Desire for order

Capitalize on people’s compulsion to be tidy. Make them “tidy up” by giving you the information you want or completing the tasks you require.

Examples

  • Some prototype light switches that exploit people’s desire for order to communicate that “on” isn’t necessarily “good.”
Puzzle Switch by Loove Broms and Karin Ehrnberger

Puzzle Switch by Loove Broms and Karin Ehrnberger

  • Social networking sites such as LinkedIn need your data to create the connections that make a useful network. However, it normally takes a bit of convincing to get users to do something as personal as sharing an address book. To add encouragement, LinkedIn uses language that makes it clear that you are currently in a disorderly state. Claiming “your profile is 25% complete” creates enough disharmony to convince people to hand over their e-mail address book, add more connections, and start recommending others in the network.

Principles

Desire for order is definitely not a universal human trait (looking at my desk as I write this), but by appealing to people’s sense of closure it’s possible to encourage them towards your goals.
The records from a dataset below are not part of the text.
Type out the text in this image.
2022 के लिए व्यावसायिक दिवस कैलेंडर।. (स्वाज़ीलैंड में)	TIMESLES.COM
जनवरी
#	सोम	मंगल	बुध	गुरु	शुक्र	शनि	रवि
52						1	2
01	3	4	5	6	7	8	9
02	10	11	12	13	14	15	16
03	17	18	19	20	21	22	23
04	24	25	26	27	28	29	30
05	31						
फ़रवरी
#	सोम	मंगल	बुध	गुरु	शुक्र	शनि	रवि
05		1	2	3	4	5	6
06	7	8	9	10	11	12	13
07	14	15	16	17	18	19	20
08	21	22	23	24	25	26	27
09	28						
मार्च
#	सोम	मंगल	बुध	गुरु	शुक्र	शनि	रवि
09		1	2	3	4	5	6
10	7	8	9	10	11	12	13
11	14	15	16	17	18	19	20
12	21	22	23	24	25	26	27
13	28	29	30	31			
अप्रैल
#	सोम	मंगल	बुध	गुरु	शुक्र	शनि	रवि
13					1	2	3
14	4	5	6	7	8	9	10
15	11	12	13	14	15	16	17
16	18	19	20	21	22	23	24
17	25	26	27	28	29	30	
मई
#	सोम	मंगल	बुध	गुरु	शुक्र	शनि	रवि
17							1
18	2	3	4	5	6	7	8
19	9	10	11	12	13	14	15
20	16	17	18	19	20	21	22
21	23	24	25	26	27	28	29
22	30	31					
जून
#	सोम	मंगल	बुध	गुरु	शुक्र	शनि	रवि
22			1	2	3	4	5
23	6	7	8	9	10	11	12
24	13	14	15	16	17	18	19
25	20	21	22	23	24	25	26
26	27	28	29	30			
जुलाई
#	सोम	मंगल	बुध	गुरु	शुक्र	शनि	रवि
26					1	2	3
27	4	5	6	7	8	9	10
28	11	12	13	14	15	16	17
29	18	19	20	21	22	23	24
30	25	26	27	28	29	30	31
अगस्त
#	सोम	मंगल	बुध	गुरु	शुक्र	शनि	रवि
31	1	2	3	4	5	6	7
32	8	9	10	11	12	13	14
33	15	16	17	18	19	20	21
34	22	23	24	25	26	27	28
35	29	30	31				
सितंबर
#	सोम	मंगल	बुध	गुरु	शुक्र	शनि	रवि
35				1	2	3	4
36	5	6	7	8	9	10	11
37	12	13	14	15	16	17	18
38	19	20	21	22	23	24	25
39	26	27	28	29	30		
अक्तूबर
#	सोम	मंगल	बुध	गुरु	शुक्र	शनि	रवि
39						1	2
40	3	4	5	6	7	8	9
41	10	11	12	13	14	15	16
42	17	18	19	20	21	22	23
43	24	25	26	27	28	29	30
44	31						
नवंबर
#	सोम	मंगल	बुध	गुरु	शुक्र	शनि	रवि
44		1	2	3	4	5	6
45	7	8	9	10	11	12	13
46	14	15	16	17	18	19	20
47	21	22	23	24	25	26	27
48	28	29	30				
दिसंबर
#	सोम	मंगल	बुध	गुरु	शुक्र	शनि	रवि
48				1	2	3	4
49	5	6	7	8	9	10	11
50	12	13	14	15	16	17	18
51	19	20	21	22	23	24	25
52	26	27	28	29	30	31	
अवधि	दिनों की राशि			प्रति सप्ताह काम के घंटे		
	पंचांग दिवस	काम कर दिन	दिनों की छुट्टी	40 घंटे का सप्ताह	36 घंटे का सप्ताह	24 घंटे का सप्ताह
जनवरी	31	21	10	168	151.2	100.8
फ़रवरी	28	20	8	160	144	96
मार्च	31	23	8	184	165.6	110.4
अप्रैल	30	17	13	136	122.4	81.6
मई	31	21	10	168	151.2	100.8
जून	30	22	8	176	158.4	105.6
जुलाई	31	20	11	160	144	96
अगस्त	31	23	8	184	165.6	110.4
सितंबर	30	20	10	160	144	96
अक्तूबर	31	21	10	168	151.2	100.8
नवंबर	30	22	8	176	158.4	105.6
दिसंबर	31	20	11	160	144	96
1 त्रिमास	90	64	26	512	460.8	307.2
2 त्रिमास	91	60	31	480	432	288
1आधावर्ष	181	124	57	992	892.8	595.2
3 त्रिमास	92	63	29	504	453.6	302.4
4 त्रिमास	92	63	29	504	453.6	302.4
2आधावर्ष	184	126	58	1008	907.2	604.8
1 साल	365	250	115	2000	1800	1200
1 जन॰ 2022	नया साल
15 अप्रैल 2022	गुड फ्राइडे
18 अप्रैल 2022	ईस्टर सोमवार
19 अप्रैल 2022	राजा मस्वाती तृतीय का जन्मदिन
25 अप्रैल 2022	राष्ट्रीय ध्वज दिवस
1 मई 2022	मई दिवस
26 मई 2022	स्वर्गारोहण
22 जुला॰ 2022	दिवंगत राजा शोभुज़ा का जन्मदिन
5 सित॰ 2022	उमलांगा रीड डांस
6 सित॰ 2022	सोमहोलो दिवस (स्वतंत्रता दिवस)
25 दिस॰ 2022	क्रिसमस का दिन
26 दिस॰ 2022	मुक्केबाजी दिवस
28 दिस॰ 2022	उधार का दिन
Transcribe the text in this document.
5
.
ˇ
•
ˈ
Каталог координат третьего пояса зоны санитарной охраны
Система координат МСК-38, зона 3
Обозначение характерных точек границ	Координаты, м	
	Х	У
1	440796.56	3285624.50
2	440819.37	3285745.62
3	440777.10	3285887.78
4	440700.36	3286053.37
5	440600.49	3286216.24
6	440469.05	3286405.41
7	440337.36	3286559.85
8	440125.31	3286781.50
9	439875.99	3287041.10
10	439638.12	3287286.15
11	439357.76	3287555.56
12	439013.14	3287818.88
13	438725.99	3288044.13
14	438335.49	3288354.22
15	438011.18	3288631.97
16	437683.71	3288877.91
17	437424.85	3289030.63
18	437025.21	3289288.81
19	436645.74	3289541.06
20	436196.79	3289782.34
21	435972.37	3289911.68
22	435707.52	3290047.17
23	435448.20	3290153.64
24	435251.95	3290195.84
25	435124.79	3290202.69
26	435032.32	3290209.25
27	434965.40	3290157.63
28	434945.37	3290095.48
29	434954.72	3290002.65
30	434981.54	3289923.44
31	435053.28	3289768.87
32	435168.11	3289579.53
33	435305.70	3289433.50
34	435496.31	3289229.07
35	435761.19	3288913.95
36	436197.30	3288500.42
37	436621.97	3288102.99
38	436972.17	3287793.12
How to leverage desire for order

  • Show users the disorder associated with their account. Give them easy ways to resolve the disorder into harmony.
  • Create a sense of progression by providing a set of logical steps toward order.
  • Show gaps where data is missing—if possible make these gaps public to shame users into completing the empty pieces.
  • Reward “tidiness.” Give users more access, power, points, or whatever other unit of currency you use as they complete more of the actions you want.